Jack up ticket prices and you lose fans. Then you jack up prices to make up for the lost fans. It’s a very vicious cycle. The current situation is obviously much more serious than the NBoC is willing to admit. They replaced 3 new ballets this season with ballets already in their repertoire. If the NBoC cannot create new ballet fans, they will suffer artistically; they will suffer where it hurts most (the bottom line), and if the situation becomes bad enough, the government will have to step in to keep the institution alive. I hope I don’t have to cut and paste this 4 or 5 years down the road to make another point.
Karen Kain’s game plan is to ask fans like you and me to pay more for our seats and for us to give to the National. Of course, KK will also ask the government and big business for more handouts. Good luck! There is a giving fatigue out there after all the floods and earthquakes on top of every other charity banging on our door! Most people are barely making ends meet to ensure CEOs make multi millions! It used to be our tax dollars would go towards worthy causes like cancer research. I have no idea where our tax dollars are going in Canada. Every day a new scandal hits another level of government. Click HERE
for a story about Greg Sorbara resigning after the RCMP raided his family’s business. The average Canadian distrusts their own government and also distrusts where their charitable donations are going.
I haven’t seen any game plan from the National to create new ballet fans. They would be wise to look at how the Stratford Festival operates in this regards. They place a high priority on planting seeds to create fans and especially to attracting youth. The NBoC’s current audience is very much like God’s Waiting Room! The plan? There is no plan. Not one that I am privy to anyway.
I do predict they will make money this season. It’s a much more attractive season for subscribers, casual ticket buyers, and for attracting new fans. There are some of you out there who may think me a little strong in my opinions and perhaps a tad impatient! I am guilty on all counts! I just returned from a trip to the Stratford Festival. There were no cabs waiting for theatre buffs who decided to commute via VIA Rail! Not one! Most cabbies are quite aware of train schedules as this is revenue for them. I saw no cab and hence walked to my B&B. The walk was only 20 minutes but was a bit of a struggle with my luggage. I have no patience. The time for creative action is NOW! Karen Kain addressed my concern in her opening statement when she assumed the role of AD:
“I also believe it is vitally important that the National Ballet once again assert its place in the lives and general consciousness of the Canadian public.
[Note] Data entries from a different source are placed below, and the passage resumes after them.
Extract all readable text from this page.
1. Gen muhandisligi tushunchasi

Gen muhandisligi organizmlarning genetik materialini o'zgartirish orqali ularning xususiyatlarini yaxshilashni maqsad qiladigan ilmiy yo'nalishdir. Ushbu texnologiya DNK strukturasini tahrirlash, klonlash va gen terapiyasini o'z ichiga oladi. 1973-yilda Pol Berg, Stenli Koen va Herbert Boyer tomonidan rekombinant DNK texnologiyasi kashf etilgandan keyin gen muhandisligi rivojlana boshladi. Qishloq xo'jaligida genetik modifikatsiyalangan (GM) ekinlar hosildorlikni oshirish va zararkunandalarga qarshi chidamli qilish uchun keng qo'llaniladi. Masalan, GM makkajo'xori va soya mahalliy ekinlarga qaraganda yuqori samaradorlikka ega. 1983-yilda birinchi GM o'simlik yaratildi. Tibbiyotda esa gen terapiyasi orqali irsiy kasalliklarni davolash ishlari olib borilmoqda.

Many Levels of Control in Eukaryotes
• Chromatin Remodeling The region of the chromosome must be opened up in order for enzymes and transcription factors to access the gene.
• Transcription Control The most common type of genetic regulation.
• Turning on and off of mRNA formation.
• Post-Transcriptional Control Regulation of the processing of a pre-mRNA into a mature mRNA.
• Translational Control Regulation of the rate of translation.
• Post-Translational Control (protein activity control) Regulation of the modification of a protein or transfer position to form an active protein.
Our company is a national treasure, and we cannot let it recede from the dominant position it has always occupied in the country’s cultural landscape and the hearts of our audience. To this end we need to make strategic investments in audience development and outreach programs. I want to make the experience of great ballet a more instinctive and central part of people’s daily lives both through performances that set the standard for excellence in the arts and through programs that allow us to build and connect with the ballet-going public. All of us, everyone involved with the National Ballet, must be advocates for the company and ambassadors for our art to the community and the nation. The fastest way for our company to lose its direction and sense of purpose is to lose contact with our audience; the best way of ensuring not just our survival, but our centrality and ongoing relevance, is to build bridges to them.”
So, what’s the plan to achieve the above?